Table 1 Duration of US free trade agreement negotiations (in months)
US FTA partner From launch date to signing From launch date to implementation Jordan 4 18 Dominican Republic 6 37 Bahrain 7 30 Oman 10 45 Korea 13 69 Australia 14 22 Israel 15 29 Morocco 16 35 Costa Rica 18 71 El Salvador 18 37 Guatemala 18 40 Honduras 18 38 Mexico 18 31 Nicaragua 18 38 Canada 20 32 Peru 23 56 Singapore 29 37 Chile 30 36 Colombia 31 96 Panama 38 102 Average 18 45
On top of the fact that this would be off-the-charts short for a meaningful FTA in any case, neither of the two "shortening" conditions that were found exist here; it is not a US election year, and while the UK is nominally a monarchy, the monarch holds no power and Parliament is, no doubt, going to be involved in any substantial change in trading relationship.
Despite the small sample, two variables are significant in explaining the delay between launch and signing.
- A king.

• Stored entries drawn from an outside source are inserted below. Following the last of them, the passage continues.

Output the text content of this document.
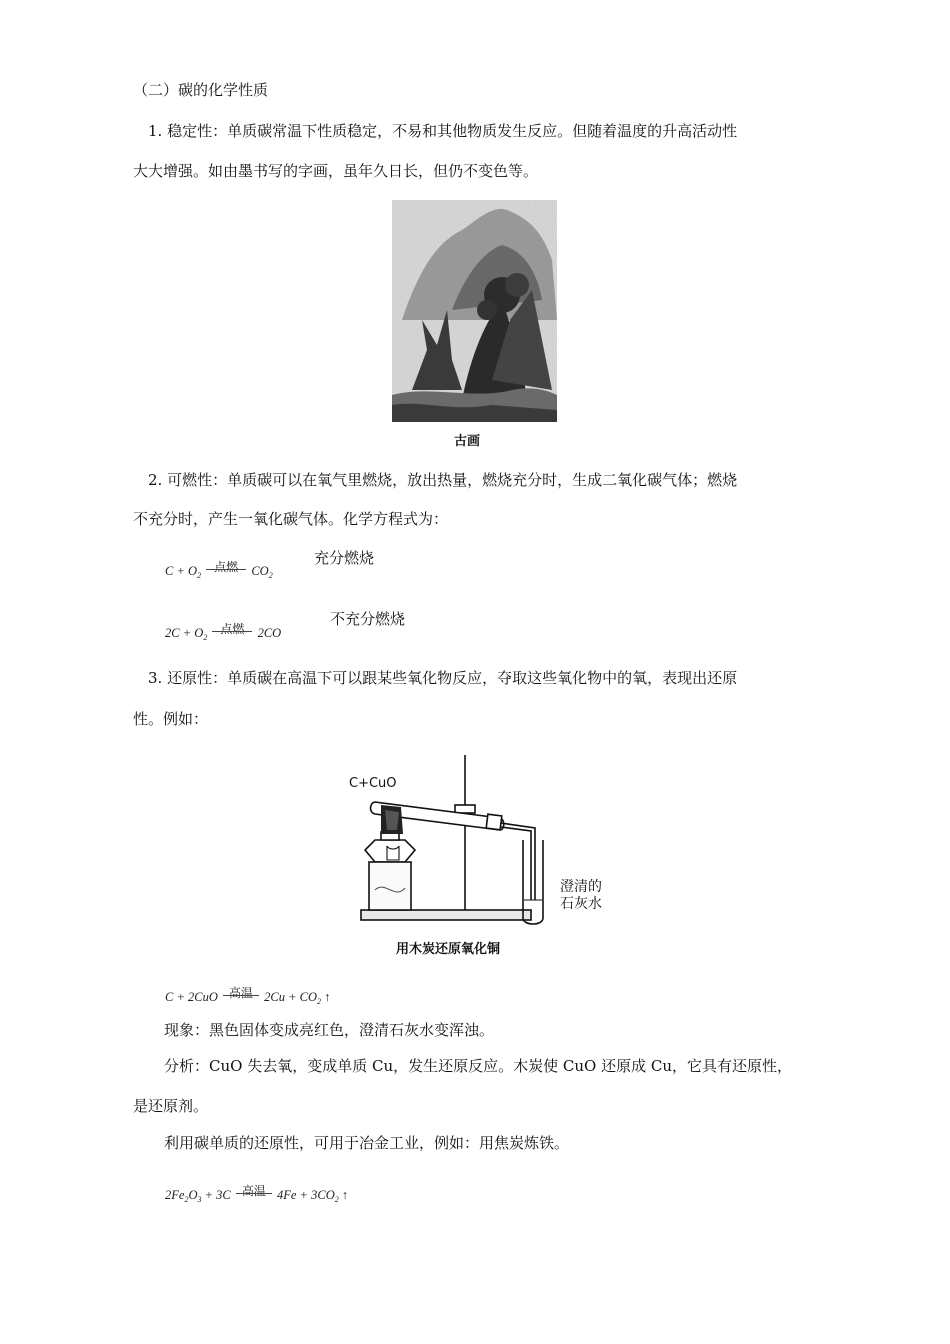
（二）碳的化学性质
1. 稳定性：单质碳常温下性质稳定，不易和其他物质发生反应。但随着温度的升高活动性
大大增强。如由墨书写的字画，虽年久日长，但仍不变色等。
古画
2. 可燃性：单质碳可以在氧气里燃烧，放出热量，燃烧充分时，生成二氧化碳气体；燃烧
不充分时，产生一氧化碳气体。化学方程式为：
$C + O_2$
点燃	$CO_2$
充分燃烧
$2C + O_2$
点燃	2CO
不充分燃烧
3. 还原性：单质碳在高温下可以跟某些氧化物反应，夺取这些氧化物中的氧，表现出还原
性。例如：
C+CuO
澄清的
石灰水
用木炭还原氧化铜
C + 2CuO 高温 $2Cu + CO_2$ ↑
现象：黑色固体变成亮红色，澄清石灰水变浑浊。
分析：CuO 失去氧，变成单质 Cu，发生还原反应。木炭使 CuO 还原成 Cu，它具有还原性，
是还原剂。
利用碳单质的还原性，可用于冶金工业，例如：用焦炭炼铁。
$2Fe_2O_3 + 3C$ 高温 $4Fe + 3CO_2$ ↑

Having a monarch reduces the length of negotiation by about half. Only four agreements took less than a year, and three were with Bahrain, Jordan, and Oman. A king surely has more leeway to carry out reforms he deems reasonable. (The fourth was the Dominican Republic’s negotiation to join the Central American Free Trade Agreement or CAFTA, though it benefited from joining late, which may suggest that late entrants to an already negotiated TPP could also face shorter delays.)
- An election year. Agreements that are signed in a US presidential election year end up taking about 40 percent less time than agreements signed in other years. This makes sense: Negotiating presidents want to close agreements that they started, which will be part of their legacy. The urge to close is real: More than half of the US agreements were signed in election years and of course the TPP, if implemented, will add to that group.
In the UK's case, there was some prior discussion about a UK-USA FTA, so maybe they could bootstrap off that to reduce the negotiation time, but I have a hard time believing that even an administration-friendly, Republican-majority Congress is going to sign off on whatever the Trump administration negotiates in a major FTA without having some kind of input.